Over the past two weeks, there have been a number of announced clinical studies and updates from biosimilar developers around the world.
On November 9, Shanghai based Henlius Biotech, Inc. announced the start of its Phase I clinical trial of HLX14, the company’s biosimilar to Prolia® (denosumab). According to the announcement, the Phase I trial will consist of two parts. Part 1 will consist of comparing the pharmacokinetics, pharmacodynamics, safety, tolerability, and immunogenicity of HLX14 to EU-sourced denosumab. Part 2 of the trial is aimed at establishing pharmacokinetic bioequivalence of HLX14 and US-, EU-, and CN-sourced denosumab.
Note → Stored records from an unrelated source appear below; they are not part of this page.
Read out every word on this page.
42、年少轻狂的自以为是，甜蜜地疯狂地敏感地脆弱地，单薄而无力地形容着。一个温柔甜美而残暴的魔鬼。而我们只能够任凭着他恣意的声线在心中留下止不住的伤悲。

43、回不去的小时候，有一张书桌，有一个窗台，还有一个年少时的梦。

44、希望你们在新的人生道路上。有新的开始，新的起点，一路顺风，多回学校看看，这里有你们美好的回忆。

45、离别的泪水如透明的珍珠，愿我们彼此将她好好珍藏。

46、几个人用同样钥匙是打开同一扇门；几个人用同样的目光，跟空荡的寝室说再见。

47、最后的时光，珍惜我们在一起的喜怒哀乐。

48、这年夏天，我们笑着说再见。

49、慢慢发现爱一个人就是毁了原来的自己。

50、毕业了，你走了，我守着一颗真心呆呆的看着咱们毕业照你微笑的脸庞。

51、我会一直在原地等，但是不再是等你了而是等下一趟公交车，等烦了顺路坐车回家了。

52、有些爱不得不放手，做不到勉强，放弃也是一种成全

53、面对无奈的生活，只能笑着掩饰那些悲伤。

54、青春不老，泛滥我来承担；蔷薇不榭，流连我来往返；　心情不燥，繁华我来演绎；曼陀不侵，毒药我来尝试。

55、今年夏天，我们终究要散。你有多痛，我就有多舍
Also on November 9, Formycon AG and Bioeq GmbH announced the start of its Phase III clinical trial of FYB202, their biosimilar candidate to Stelara® (ustekinumab). According to the announcement, the Phase III trial is aimed at demonstrating the comparability of FYB202 to the reference product Stelara® in terms of efficacy, safety, and immunogenicity in patients with moderate to severe psoriasis vulgaris.
On November 11, Samsung Bioepis Co., Ltd. announced one-year results from their Phase III study on SB11, the company’s proposed biosimilar to Lucentis® (ranibizumab), in patients with neovascular age-related macular degeneration. According to Hee Kyung Kim, Senior Vice President and Clinical Sciences Division and Regulatory Affairs Team Leader at Samsung Bioepis, “The 52-week data confirms SB11 has equivalence in efficacy and pharmacokinetics (PK) as well as a comparable safety and immunogenicity profile with the reference product.”